Marilou (°Luxemburg, Luxemburg) studeerde vorig jaar af als Master in de Schilderkunst aan de Koninklijke Academie voor Schone Kunsten in Antwerpen. “Mijn school heeft een openheid gecreëerd waarbinnen ik kon rondzwemmen en nadenken wat ik daarna wilde doen. In die 4 jaar heb ik zelf kunnen nadenken en praten met mensen over wat daarna komt. Mijn ervaring is dus heel positief, maar het hangt zeker af van wat je zelf doet met de input die je krijgt.

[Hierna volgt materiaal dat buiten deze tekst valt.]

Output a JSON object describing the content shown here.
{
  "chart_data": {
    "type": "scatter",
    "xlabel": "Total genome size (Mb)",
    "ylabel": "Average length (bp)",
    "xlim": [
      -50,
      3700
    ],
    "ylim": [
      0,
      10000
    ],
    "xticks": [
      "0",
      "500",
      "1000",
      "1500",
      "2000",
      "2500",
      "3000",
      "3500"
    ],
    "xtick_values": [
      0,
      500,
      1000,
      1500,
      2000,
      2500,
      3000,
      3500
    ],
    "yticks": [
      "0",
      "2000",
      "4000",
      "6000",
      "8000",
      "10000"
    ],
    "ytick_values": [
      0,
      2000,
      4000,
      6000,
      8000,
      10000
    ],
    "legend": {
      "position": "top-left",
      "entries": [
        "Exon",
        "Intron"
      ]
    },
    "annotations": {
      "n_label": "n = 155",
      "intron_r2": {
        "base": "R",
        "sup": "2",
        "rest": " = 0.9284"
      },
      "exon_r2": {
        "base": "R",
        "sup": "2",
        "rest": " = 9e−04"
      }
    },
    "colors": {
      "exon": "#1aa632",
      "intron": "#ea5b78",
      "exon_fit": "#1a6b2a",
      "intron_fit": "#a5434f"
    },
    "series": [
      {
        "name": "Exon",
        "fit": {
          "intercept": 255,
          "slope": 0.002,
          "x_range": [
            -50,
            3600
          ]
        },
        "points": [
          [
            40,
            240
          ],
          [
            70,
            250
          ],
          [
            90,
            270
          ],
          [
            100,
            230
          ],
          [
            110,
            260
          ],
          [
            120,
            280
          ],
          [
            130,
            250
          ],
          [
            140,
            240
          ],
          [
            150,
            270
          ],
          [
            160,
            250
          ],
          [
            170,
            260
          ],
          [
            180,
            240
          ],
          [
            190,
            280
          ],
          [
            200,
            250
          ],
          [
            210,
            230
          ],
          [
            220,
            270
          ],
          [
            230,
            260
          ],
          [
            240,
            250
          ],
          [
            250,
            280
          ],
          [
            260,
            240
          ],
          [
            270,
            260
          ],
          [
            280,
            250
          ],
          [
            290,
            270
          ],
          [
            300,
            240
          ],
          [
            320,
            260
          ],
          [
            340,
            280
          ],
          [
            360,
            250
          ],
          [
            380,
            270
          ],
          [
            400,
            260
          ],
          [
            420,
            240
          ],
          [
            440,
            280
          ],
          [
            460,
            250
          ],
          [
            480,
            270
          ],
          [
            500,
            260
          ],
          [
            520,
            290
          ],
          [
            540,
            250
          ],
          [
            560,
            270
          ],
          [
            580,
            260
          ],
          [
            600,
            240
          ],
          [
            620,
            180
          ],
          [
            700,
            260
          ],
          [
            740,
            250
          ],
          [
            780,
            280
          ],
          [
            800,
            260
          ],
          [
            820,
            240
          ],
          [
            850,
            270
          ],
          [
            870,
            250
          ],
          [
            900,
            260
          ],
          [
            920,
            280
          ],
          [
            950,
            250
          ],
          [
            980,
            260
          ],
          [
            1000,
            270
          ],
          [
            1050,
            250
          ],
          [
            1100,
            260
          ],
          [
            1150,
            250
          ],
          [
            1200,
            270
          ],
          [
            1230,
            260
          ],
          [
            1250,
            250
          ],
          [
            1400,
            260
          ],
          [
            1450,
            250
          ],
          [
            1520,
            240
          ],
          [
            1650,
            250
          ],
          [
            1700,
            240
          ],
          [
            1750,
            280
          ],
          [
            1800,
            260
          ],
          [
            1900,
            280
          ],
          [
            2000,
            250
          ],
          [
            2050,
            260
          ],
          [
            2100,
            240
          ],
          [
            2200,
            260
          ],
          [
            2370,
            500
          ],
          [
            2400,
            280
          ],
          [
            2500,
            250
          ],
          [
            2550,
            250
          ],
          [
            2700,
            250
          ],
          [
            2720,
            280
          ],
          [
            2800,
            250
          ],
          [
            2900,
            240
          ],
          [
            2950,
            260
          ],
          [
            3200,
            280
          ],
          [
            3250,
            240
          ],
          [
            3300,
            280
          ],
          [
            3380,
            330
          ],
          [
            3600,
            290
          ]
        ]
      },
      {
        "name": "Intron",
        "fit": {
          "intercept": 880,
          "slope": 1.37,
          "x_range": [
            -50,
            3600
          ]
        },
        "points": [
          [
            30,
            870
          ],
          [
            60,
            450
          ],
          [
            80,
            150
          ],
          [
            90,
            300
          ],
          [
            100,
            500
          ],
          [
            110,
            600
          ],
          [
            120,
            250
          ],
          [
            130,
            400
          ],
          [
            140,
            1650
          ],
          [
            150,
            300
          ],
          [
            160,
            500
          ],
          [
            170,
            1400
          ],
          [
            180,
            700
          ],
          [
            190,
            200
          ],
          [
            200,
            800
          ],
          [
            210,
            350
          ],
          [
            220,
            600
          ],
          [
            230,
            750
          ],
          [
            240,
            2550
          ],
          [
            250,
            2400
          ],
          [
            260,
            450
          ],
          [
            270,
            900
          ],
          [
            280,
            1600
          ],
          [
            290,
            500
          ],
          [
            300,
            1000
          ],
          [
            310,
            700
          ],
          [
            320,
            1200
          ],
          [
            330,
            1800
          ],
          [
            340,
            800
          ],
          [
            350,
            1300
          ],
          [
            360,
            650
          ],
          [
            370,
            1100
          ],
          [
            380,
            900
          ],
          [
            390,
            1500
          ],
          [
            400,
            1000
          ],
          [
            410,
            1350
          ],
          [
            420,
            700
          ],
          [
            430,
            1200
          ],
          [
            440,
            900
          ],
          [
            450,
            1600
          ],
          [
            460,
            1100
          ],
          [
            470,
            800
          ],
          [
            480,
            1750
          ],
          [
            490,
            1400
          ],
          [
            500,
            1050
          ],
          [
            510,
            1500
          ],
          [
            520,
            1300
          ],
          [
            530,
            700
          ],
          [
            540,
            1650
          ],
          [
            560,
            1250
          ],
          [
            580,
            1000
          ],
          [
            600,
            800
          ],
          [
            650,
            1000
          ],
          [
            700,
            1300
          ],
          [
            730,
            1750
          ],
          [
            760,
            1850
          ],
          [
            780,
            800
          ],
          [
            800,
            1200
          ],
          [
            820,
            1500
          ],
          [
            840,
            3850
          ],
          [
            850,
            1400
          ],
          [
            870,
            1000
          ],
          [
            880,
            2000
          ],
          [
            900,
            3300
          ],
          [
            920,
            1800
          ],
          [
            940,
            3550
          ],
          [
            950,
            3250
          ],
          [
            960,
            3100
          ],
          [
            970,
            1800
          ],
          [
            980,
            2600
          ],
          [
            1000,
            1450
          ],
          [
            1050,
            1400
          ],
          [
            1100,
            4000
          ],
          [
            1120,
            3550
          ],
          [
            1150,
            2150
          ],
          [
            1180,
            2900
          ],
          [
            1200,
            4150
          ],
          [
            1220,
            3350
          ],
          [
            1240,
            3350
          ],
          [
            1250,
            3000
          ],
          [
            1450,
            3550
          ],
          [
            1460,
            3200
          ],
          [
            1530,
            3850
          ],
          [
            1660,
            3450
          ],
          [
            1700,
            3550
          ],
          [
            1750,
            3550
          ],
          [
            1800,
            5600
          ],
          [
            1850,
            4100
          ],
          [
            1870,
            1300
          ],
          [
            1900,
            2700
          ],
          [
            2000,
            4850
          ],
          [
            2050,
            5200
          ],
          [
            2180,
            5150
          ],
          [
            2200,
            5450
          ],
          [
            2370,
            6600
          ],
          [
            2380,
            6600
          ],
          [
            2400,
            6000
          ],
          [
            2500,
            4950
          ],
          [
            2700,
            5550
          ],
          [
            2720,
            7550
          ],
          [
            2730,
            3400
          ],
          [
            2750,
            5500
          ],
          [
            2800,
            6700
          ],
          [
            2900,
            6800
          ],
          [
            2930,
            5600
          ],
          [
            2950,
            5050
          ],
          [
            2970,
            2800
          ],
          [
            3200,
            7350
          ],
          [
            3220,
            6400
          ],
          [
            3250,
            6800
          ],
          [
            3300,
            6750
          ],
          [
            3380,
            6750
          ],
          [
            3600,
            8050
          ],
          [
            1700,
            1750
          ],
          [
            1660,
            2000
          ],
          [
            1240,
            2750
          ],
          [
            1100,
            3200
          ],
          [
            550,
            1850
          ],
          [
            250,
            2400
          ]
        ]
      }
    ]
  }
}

Renee (°Sint-Niklaas). “School is echt niets voor mij. Ik heb op zeven verschillende scholen gezeten. Zes daarvan wilden mij niet en ik wilde hen ook niet. Daarom besloot ik om het op mijn eigen manier te doen. Dat gaat mij goed af. Op school vond ik het heel lastig dat ik altijd in opdracht moest werken. Ik wil iets vertellen aan de wereld, omdat ik het zelf wil vertellen en niet omdat ik de opdracht heb gekregen. Die noodzaak moet van mij komen en die noodzaak vond ik niet op school.

© Eleen Daneels

Majd (°Homs, Syrie) is net begonnen aan de richting Drama-Spel aan het RITCS. “Op school wordt er altijd gezegd dat je je passie moet volgen, maar in het ASO word je op het einde van het zesde middelbaar toch in de richting van geneeskunde, ingenieur of rechten geduwd als je goede resultaten haalt. Je mag je passie volgen, zolang het maar in het kader van de verwachtingen van de school past. Maar als ik het niet graag doe – zelfs al geeft het mij stabiliteit, geld of status – dan betekent het niets.”